For more setup, see this question. I want to create lots of instances of class Toy
, in parallel. Then I want to write them to an xml tree.
import itertools
import pandas as pd
import lxml.etree as et
import numpy as np
import sys
import multiprocessing as mp
def make_toys(df):
l = []
for index, row in df.iterrows():
toys = [Toy(row) for _ in range(row['number'])]
l += [x for x in toys if x is not None]
return l
class Toy(object):
def __new__(cls, *args, **kwargs):
if np.random.uniform() <= 1:
return super(Toy, cls).__new__(cls, *args, **kwargs)
def __init__(self, row):
self.id = None
self.type = row['type']
def set_id(self, x):
self.id = x
def write(self, tree):
et.SubElement(tree, "toy", attrib={'id': str(self.id), 'type': self.type})

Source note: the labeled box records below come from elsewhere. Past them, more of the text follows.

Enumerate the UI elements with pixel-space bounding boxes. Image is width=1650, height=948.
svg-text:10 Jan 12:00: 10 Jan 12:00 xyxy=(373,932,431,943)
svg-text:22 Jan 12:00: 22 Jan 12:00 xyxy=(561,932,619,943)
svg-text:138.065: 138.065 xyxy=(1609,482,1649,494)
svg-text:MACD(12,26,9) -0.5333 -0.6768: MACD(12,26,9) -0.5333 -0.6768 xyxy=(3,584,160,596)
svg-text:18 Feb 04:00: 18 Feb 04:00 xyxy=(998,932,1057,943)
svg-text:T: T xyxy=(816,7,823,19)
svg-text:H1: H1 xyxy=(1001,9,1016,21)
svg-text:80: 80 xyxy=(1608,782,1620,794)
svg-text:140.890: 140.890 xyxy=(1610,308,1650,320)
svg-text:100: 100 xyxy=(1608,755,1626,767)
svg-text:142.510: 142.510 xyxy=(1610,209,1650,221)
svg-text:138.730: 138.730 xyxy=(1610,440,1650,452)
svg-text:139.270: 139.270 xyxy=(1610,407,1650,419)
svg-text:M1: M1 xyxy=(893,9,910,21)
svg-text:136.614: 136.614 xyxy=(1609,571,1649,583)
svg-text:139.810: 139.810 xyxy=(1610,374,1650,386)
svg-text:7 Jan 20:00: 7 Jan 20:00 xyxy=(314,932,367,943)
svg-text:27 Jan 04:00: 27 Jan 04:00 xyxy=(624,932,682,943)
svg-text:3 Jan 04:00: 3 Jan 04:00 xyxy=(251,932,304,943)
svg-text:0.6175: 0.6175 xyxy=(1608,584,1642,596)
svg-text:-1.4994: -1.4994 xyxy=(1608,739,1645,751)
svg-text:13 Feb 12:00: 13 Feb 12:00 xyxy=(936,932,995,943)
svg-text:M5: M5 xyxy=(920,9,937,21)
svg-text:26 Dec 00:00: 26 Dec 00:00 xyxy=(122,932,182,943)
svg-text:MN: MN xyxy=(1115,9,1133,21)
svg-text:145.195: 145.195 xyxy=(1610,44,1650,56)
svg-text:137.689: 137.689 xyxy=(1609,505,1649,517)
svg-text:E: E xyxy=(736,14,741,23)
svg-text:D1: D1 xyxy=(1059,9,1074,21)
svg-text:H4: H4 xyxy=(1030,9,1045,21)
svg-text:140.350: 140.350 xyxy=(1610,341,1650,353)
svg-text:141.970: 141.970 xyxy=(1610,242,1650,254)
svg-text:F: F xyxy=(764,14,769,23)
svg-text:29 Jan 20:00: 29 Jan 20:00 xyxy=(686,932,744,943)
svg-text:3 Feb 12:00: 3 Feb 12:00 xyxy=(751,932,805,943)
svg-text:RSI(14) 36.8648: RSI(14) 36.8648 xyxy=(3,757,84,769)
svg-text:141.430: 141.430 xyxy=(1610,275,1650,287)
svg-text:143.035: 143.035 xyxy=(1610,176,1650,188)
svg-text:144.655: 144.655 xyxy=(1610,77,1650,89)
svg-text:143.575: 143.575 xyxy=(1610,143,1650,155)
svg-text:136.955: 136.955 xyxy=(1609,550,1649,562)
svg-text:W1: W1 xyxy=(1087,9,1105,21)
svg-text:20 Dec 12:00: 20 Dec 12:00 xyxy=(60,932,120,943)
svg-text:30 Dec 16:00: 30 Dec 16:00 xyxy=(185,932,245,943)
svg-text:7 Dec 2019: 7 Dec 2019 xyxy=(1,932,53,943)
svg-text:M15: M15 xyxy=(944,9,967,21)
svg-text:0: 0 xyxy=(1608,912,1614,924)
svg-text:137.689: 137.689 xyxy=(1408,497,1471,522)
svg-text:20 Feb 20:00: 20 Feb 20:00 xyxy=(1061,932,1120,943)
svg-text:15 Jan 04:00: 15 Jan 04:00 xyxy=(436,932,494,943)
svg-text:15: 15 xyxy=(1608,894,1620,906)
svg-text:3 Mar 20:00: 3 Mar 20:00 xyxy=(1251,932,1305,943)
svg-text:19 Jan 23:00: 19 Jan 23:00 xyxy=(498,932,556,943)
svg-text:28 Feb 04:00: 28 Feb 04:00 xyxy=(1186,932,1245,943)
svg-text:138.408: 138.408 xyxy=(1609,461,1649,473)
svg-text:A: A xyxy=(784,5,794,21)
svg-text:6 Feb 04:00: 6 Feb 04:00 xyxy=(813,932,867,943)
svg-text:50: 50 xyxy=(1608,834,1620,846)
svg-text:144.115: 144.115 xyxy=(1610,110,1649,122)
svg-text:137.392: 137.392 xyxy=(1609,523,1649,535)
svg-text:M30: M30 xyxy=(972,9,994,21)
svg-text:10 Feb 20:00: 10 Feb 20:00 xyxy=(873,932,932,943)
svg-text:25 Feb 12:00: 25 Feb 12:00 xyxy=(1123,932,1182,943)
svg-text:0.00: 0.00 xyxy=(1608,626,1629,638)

if __name__ == "__main__":
table = pd.DataFrame({
'type': ['a', 'b', 'c', 'd'],
'number': [5, 4, 3, 10]})
n_cores = 2
split_df = np.array_split(table, n_cores)
p = mp.Pool(n_cores)
pool_results = p.map(make_toys, split_df)
p.close()
p.join()
l = [a for L in pool_results for a in L]
box = et.Element("box")
box_file = et.ElementTree(box)
for i, toy in itertools.izip(range(len(l)), l):
Toy.set_id(toy, i)
[Toy.write(x, box) for x in l]
box_file.write(sys.stdout, pretty_print=True)
This code runs beautifully. But I redefined the __new__
method to only have a random chance of instantiating a class. So if I set if np.random.uniform() < 0.5
, I want to create half as many instances as I asked for, randomly determined. Doing this returns the following error:
Exception in thread Thread-3:
Traceback (most recent call last):
File "/usr/lib/python2.7/threading.py", line 810, in __bootstrap_inner
self.run()
File "/usr/lib/python2.7/threading.py", line 763, in run
self.__target(*self.__args, **self.__kwargs)
File "/usr/lib/python2.7/multiprocessing/pool.py", line 380, in _handle_results
task = get()
AttributeError: 'NoneType' object has no attribute '__dict__'
I don't know what this even means, or how to avoid it. If I do this process monolithically, as in l = make_toys(table)
, it runs well for any random chance.
Another solution
By the way, I know that this can be solved by leaving the __new__
method alone and instead rewriting make_toys()
as
def make_toys(df):
l = []
for index, row in df.iterrows():
prob = np.random.binomial(row['number'], 0.1)
toys = [Toy(row) for _ in range(prob)]
l += [x for x in toys if x is not None]
return l
But I'm trying to learn about the error.